Previous studies documented similar success of primary PCI in elderly patients despite more extensive disease, more prevalent three-vessel disease, and comorbid conditions [18, 19]. However, as we observed in our study, more complex CAD, longer delay to hospital admission, and higher MPV increase in-hospital mortality in this special subgroup. Feliciano et al. [19] investigated the effect of primary PCI in patients aged more than 75 years and in a younger group. Even though the success rate of primary PCI was similar in both groups, elderly patients had higher mortality.
We documented that MPV is a significant predictor of in-hospital death. Patients with higher MPV have increased levels of platelet granules, microparticles, and receptors. Platelets have a major role in the pathogenesis of acute coronary syndromes. Since platelets are consumed during myocardial infarction, bone marrow produces and releases new platelets to the circulation. The association of MPV with platelet activation and aggregation and subsequent acute coronary syndromes has already been shown [20, 21]. MPV, a simple and reliable indicator of platelet functions, has been demonstrated to be larger in patients with CAD compared with normal individuals [22]. There is long-standing evidence regarding the role of MPV in acute coronary syndromes [23]. MPV has been identified as an independent predictor of poor angiographic reperfusion and 6-month mortality in patients with STEMI who underwent primary PCI [24].
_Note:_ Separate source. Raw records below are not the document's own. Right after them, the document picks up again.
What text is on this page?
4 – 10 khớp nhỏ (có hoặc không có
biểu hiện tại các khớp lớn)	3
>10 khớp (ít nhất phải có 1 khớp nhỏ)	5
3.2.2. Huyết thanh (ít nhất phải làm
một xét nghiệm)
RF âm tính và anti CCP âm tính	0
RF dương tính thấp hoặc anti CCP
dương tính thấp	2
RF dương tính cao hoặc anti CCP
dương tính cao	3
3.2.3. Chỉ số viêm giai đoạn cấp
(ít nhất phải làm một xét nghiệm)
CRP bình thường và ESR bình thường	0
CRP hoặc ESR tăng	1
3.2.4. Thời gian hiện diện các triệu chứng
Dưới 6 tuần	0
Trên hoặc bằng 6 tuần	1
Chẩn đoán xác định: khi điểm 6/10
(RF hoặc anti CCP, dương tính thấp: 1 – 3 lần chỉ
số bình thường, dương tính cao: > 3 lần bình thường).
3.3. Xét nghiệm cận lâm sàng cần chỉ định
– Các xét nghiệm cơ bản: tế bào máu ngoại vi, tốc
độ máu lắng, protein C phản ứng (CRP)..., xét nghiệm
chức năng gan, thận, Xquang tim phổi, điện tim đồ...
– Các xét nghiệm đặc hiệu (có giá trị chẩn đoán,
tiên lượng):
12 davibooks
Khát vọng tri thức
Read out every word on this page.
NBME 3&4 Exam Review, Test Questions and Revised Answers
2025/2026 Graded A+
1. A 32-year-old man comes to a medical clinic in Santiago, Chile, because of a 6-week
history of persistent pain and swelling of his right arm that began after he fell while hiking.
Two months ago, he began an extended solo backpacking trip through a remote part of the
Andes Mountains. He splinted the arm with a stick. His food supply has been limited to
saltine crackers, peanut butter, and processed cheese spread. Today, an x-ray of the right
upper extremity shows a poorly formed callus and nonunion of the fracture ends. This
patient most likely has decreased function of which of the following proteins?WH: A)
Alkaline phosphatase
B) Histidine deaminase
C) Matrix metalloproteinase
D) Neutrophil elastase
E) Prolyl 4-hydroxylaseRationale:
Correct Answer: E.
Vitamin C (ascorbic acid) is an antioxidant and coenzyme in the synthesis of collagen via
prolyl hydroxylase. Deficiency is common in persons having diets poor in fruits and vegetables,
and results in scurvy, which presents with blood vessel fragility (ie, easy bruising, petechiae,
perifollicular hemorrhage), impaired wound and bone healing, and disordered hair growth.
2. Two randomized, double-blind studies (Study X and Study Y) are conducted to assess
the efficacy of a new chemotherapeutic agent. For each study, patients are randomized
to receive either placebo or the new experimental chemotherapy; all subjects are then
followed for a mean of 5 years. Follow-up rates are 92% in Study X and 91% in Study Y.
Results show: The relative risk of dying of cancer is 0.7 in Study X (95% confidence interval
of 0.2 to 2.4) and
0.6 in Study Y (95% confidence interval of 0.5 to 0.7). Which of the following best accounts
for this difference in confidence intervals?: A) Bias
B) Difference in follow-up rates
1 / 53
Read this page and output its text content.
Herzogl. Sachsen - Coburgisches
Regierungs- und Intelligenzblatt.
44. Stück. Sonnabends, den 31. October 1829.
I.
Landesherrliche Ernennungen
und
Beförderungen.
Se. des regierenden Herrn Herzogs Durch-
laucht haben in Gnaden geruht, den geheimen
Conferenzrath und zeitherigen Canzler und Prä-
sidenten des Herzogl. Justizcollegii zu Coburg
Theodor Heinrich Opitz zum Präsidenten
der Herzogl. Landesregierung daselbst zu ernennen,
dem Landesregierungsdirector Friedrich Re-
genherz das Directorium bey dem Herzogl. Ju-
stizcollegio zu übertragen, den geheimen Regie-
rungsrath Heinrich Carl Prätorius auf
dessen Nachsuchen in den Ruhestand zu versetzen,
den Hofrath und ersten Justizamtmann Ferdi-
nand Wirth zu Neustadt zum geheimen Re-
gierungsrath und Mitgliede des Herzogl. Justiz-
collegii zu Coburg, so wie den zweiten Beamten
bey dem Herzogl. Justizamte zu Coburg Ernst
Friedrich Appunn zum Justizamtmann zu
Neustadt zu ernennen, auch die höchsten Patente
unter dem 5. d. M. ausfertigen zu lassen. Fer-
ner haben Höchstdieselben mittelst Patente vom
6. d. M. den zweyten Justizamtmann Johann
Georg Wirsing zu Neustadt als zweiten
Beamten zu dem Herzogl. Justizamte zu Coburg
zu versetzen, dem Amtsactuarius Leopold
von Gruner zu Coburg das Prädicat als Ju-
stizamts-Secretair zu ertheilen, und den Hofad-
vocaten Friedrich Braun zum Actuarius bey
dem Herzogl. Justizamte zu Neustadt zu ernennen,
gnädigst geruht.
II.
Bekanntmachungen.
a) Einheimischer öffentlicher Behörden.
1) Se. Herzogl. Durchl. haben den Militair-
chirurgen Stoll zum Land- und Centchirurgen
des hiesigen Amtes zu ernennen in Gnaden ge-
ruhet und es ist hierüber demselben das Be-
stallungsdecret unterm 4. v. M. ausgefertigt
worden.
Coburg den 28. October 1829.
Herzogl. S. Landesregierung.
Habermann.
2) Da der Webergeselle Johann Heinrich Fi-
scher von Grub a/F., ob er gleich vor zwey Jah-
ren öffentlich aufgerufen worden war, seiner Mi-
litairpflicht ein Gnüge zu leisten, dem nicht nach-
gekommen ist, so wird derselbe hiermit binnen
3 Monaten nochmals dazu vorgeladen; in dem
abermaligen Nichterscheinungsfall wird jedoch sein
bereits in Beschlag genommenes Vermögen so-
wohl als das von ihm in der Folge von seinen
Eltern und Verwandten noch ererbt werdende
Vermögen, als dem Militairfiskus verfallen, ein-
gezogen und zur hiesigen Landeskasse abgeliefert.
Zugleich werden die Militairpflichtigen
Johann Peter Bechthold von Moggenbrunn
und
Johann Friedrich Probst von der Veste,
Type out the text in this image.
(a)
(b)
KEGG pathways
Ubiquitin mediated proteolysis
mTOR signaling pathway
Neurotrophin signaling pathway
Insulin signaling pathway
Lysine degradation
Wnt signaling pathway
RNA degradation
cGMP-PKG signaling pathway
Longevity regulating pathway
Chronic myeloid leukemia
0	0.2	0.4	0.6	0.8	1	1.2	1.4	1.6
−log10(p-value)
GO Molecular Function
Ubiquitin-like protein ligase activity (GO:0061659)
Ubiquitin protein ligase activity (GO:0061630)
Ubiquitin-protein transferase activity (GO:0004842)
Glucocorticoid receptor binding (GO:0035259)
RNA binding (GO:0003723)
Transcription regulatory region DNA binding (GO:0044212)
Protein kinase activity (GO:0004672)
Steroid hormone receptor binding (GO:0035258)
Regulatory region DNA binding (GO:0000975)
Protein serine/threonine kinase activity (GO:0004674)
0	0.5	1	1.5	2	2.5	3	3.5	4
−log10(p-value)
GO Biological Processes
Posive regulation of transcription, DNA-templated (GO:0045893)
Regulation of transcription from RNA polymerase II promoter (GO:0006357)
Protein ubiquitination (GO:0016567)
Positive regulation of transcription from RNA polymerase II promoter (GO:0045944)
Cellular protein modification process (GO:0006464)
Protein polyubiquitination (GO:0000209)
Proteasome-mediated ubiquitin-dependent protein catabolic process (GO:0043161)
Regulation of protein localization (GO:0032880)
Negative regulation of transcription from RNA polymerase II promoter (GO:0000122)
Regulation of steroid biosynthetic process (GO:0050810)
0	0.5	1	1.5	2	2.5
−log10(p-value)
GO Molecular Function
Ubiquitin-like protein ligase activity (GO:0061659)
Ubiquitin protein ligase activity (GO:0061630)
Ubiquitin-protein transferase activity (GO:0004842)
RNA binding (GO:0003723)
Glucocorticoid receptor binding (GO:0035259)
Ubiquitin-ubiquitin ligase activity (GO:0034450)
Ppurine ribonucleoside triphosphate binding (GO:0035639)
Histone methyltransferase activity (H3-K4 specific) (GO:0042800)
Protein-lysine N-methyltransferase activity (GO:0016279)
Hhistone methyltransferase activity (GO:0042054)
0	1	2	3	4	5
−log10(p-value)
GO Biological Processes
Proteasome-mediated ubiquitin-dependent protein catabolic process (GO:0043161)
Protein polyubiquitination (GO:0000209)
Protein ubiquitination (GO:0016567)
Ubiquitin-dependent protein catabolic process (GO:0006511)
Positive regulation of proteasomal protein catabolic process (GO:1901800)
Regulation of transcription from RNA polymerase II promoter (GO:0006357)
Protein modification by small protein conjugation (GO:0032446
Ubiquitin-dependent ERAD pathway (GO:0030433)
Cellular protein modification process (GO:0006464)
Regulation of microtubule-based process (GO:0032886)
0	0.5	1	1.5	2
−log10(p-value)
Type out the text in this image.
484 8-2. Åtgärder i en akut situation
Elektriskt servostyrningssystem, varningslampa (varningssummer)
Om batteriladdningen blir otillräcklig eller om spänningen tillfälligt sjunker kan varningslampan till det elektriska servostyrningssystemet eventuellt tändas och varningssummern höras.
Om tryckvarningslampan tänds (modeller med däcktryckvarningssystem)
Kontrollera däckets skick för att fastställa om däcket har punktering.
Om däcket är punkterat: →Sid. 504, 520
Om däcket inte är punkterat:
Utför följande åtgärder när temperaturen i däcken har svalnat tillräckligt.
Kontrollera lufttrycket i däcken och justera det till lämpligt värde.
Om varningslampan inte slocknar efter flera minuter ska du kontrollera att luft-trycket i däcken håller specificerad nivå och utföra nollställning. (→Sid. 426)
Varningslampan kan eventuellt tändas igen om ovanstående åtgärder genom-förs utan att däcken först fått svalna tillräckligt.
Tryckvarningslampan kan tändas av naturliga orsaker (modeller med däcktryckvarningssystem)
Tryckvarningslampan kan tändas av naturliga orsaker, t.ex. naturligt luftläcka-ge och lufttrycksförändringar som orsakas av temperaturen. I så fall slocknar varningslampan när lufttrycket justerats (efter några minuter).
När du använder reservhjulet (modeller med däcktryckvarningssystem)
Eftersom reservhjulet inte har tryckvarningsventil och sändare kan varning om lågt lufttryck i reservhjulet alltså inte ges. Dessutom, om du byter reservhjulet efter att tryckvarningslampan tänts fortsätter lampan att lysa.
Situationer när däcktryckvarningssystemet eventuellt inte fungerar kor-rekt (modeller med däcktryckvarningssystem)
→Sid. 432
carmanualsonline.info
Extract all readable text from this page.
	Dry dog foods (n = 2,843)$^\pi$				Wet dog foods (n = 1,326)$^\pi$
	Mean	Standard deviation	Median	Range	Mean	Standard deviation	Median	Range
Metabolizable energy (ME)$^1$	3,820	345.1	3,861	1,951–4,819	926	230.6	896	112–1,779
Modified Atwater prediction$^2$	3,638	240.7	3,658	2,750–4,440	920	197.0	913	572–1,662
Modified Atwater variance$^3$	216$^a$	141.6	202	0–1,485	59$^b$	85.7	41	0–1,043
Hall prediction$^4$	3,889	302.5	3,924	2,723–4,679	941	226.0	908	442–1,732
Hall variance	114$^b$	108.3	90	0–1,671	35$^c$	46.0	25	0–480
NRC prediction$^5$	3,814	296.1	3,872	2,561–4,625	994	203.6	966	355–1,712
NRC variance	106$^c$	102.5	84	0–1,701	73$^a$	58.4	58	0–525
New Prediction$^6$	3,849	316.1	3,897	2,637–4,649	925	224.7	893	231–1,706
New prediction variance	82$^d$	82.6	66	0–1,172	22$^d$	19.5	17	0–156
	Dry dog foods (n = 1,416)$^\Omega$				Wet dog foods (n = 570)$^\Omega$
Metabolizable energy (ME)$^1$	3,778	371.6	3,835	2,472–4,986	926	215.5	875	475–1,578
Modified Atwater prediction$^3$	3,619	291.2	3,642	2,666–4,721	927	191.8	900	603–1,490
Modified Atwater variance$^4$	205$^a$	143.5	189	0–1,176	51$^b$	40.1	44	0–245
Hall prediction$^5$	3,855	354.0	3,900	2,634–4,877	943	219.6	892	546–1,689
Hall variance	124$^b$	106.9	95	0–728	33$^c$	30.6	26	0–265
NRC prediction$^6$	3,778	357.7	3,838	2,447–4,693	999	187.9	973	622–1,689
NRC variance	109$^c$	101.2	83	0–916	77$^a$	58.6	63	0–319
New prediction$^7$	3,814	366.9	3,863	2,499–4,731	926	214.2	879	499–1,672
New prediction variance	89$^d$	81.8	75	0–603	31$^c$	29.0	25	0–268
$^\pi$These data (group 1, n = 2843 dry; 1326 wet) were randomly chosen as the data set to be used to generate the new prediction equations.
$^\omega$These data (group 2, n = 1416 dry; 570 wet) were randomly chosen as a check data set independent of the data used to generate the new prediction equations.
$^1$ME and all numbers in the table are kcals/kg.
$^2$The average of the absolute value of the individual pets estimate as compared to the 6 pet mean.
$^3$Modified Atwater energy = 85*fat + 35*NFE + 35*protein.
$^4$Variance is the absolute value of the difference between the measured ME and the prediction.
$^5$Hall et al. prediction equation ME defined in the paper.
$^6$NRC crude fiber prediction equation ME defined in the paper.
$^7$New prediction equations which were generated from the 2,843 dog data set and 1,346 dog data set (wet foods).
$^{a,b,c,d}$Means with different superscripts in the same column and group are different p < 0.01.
Reperfusion injury may have affected our results as well. Since we know that cooperation among platelets, leukocytes, and endothelial cells is important in atherosclerosis and in maintenance of blood flow in both healthy and diseased vascular segments, increased MPV and leukocyte count in patients with STEMI implies that these cells may participate in reperfusion injury, either alone or in combination. Leukocytes and platelets may mediate reperfusion injury in different pathways. Plugs formed by leukocyte or platelet aggregates, or combined complexes, may hinder coronary blood flow, especially in the microvessels [25]. Evidence demonstrated that platelets and neutrophils act synergistically in provoking postreperfusion cardiac dysfunction and that this may be largely due to cell-to-cell interactions mediated by P-selectin [26]. Platelets may also create impairment in reperfusion through secretion of inflammatory, vasoconstrictor, and prothrombotic mediators, thus increasing reperfusion injury [27].
We demonstrated higher creatinine levels and a higher Gensini score are associated with in-hospital death. The effect of increased creatinine concentration on long-term mortality in patients with STEMI following primary PCI has been demonstrated [28]. A recent study confirmed increased in-hospital mortality and major adverse cardiovascular events in patients with impaired renal functions [29]. Previous studies identified that coronary lesion complexity has been associated with higher short-term mortality since the thrombolytic era [30]. Similarly, low levels of HDL cholesterol, a known independent risk factor for increased cardiovascular events, were related to significantly higher risk of in-hospital death in a large registry of STEMI patients [31].
Our study has several limitations. Mainly, the study population was relatively small. Moreover, our study is retrospective and observational. Thus, we cannot infer causality. However, we included a specific patient group and investigated in-hospital mortality, which is a solid end point.